In a little bit of forensic archaeology (actually, cleaning closet to avoid working on my godawful nano novel) I found in an unmarked envelope my graduate thesis.
No one has read this. Certainly not the professor who was teaching the class in the style of Prof. Trelawney in the Harry Potter movies. Not my friends, because I was embarrassed that it was half as long as it should have been.
I’m reading Art and Fear by David Bayles and Ted Orland and one of the observations the authors make is the huge numbers of artists who give up after college. If 98 percent of medical students were not practicing medicine five years after graduation there would be congressional inquiries, they theorize. But this routinely happens with artists, musicians, and writers of all kinds.

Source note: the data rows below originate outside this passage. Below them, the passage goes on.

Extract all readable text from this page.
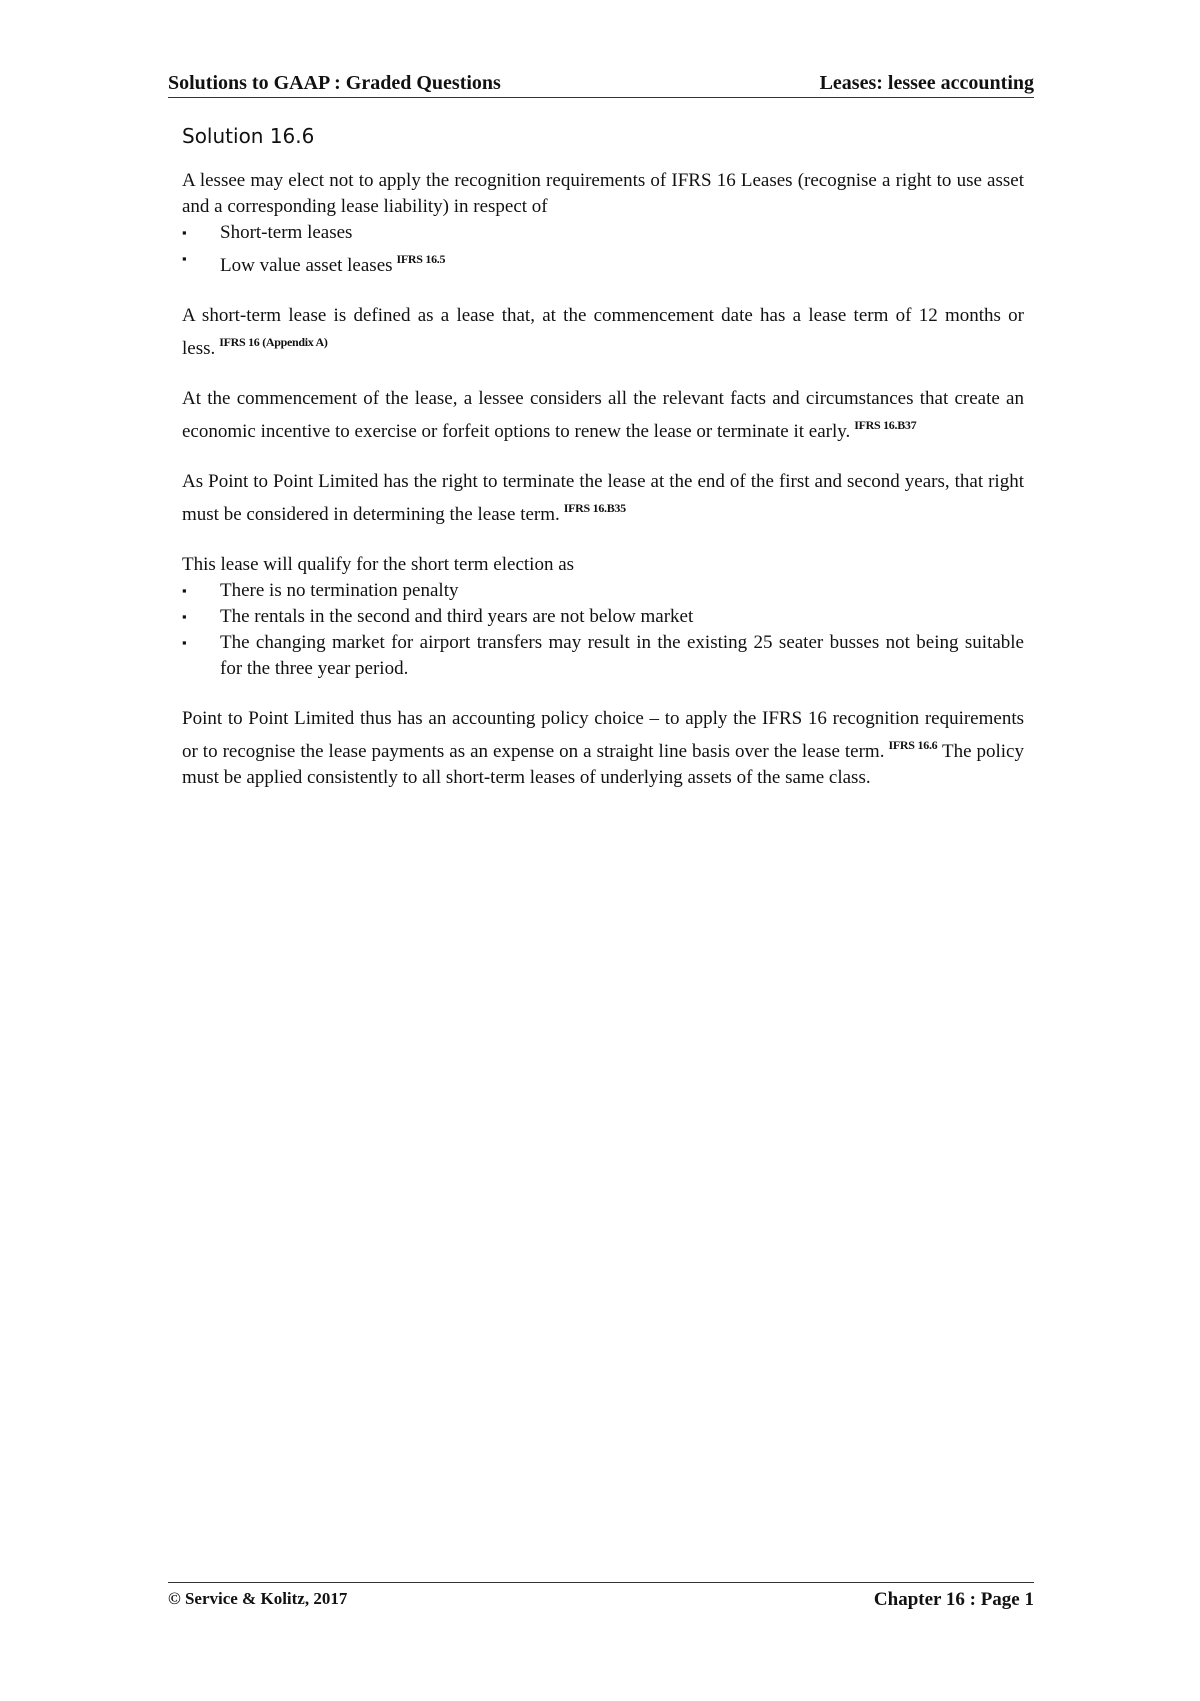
Solutions to GAAP : Graded Questions	Leases: lessee accounting
Solution 16.6

A lessee may elect not to apply the recognition requirements of IFRS 16 Leases (recognise a right to use asset and a corresponding lease liability) in respect of

▪ Short-term leases
▪ Low value asset leases $^{IFRS 16.5}$

A short-term lease is defined as a lease that, at the commencement date has a lease term of 12 months or less. $^{IFRS 16 (Appendix A)}$

At the commencement of the lease, a lessee considers all the relevant facts and circumstances that create an economic incentive to exercise or forfeit options to renew the lease or terminate it early. $^{IFRS 16.B37}$

As Point to Point Limited has the right to terminate the lease at the end of the first and second years, that right must be considered in determining the lease term. $^{IFRS 16.B35}$

This lease will qualify for the short term election as

▪ There is no termination penalty
▪ The rentals in the second and third years are not below market
▪ The changing market for airport transfers may result in the existing 25 seater busses not being suitable for the three year period.

Point to Point Limited thus has an accounting policy choice – to apply the IFRS 16 recognition requirements or to recognise the lease payments as an expense on a straight line basis over the lease term. $^{IFRS 16.6}$ The policy must be applied consistently to all short-term leases of underlying assets of the same class.

© Service & Kolitz, 2017	Chapter 16 : Page 1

Something broke in me when I realized no one was going to read this thesis, that it was entirely up to me what I put into it and got out of it. I also learned some unpleasant things about the nature of cultural nonprofits when I was researching it. It’s important, interesting work, but it was all up to me. No one suggested this topic- I decided. But faltered after I turned it in.
This is true of all adult art, I think. Very few of us are set on a path as teenagers that we can follow easily into adulthood that balances creativity and livelihood. There is no apprenticeship program for most of us.
I wonder if that thesis is worth reading now. It’s sitting on the table over there. Hmmmm.